If you wish to, we can have a chat on a video call. This way, it'll be easier to explain each other's point of view πŸ™‚

yihanzhen commented 2 years ago

@JohanLorenzo Thanks for using Artifact Registry!

There's another fix for Read timed out that might have solved your problem #53, and version 2.1.2 is released with that fix. Feel free to let us know if you run a similar problem in the future.

We would like to keep the discussion on Github if possible so that everyone can contribute to and benefit from the questions (plus I'm a shy person :stuck_out_tongue: ). If you need to share private data with us feel free to email ar-contact@google.com or contact the support team.

Since no more actions are needed on this issue, I'll close it here.

JohanLorenzo commented 2 years ago

πŸ‘‹ @yihanzhen

Okay, that sounds good for now.

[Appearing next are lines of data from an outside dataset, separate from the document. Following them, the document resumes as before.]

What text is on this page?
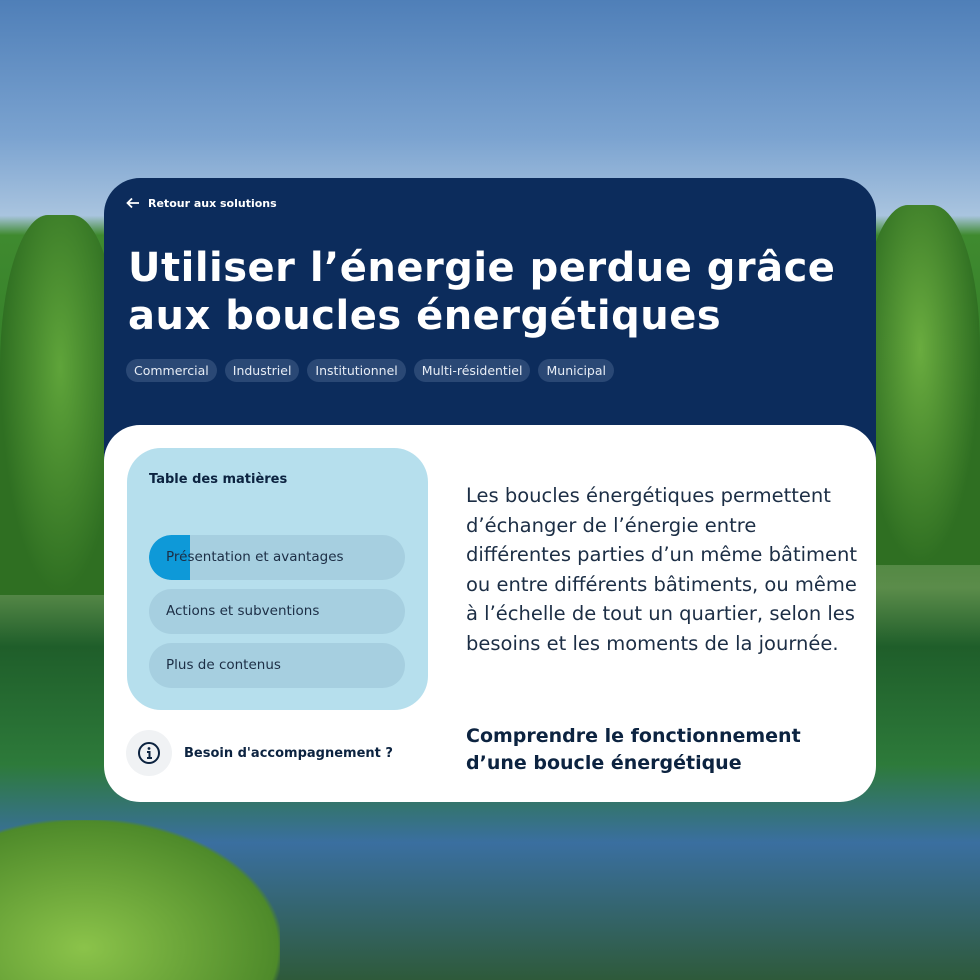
Retour aux solutions
Utiliser l’énergie perdue grâce aux boucles énergétiques
Commercial	Industriel	Institutionnel	Multi-résidentiel	Municipal
Table des matières
Présentation et avantages
Actions et subventions
Plus de contenus
Besoin d'accompagnement ?

Les boucles énergétiques permettent d’échanger de l’énergie entre différentes parties d’un même bâtiment ou entre différents bâtiments, ou même à l’échelle de tout un quartier, selon les besoins et les moments de la journée.

Comprendre le fonctionnement d’une boucle énergétique
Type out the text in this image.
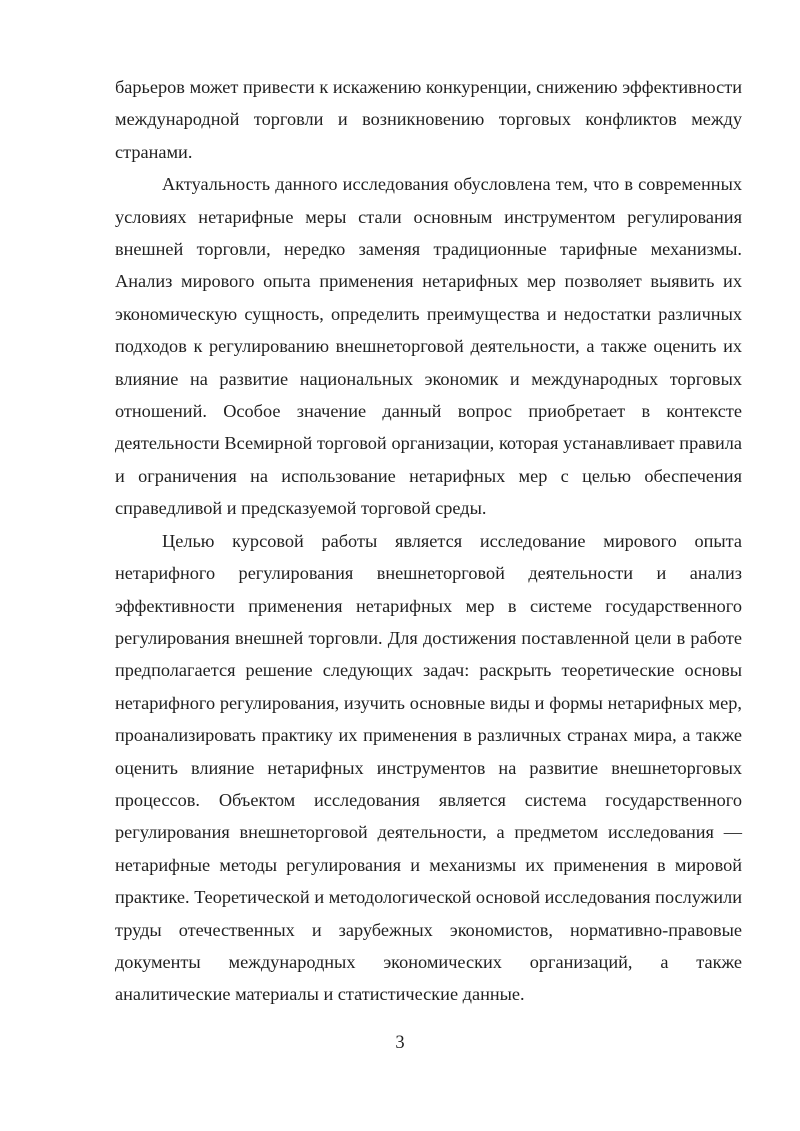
барьеров может привести к искажению конкуренции, снижению эффективности международной торговли и возникновению торговых конфликтов между странами.

Актуальность данного исследования обусловлена тем, что в современных условиях нетарифные меры стали основным инструментом регулирования внешней торговли, нередко заменяя традиционные тарифные механизмы. Анализ мирового опыта применения нетарифных мер позволяет выявить их экономическую сущность, определить преимущества и недостатки различных подходов к регулированию внешнеторговой деятельности, а также оценить их влияние на развитие национальных экономик и международных торговых отношений. Особое значение данный вопрос приобретает в контексте деятельности Всемирной торговой организации, которая устанавливает правила и ограничения на использование нетарифных мер с целью обеспечения справедливой и предсказуемой торговой среды.

Целью курсовой работы является исследование мирового опыта нетарифного регулирования внешнеторговой деятельности и анализ эффективности применения нетарифных мер в системе государственного регулирования внешней торговли. Для достижения поставленной цели в работе предполагается решение следующих задач: раскрыть теоретические основы нетарифного регулирования, изучить основные виды и формы нетарифных мер, проанализировать практику их применения в различных странах мира, а также оценить влияние нетарифных инструментов на развитие внешнеторговых процессов. Объектом исследования является система государственного регулирования внешнеторговой деятельности, а предметом исследования — нетарифные методы регулирования и механизмы их применения в мировой практике. Теоретической и методологической основой исследования послужили труды отечественных и зарубежных экономистов, нормативно-правовые документы международных экономических организаций, а также аналитические материалы и статистические данные.

3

Thanks for fixing this root cause! Worst case scenario, I'll ask to reopen this ticket if we see this error again. I'll keep you tuned.

Ojaschopade commented 1 year ago

Hello @JohanLorenzo ,

Could you please provide the flags or system properties used to retry on 5XX errors in maven? I saw some options here https://stackoverflow.com/questions/14399619/maven-build-failure-read-time-out but didnt observe any change in behavior of maven build after adding those.

Thank you in advance!

JohanLorenzo commented 1 year ago

Hi @Ojaschopade! I'm sorry, I don't have access to this infra anymore. I don't remember enough of what happened, either πŸ˜… Based on my last comment, things were likely fine after the patches. Otherwise, I would have reopened the ticket.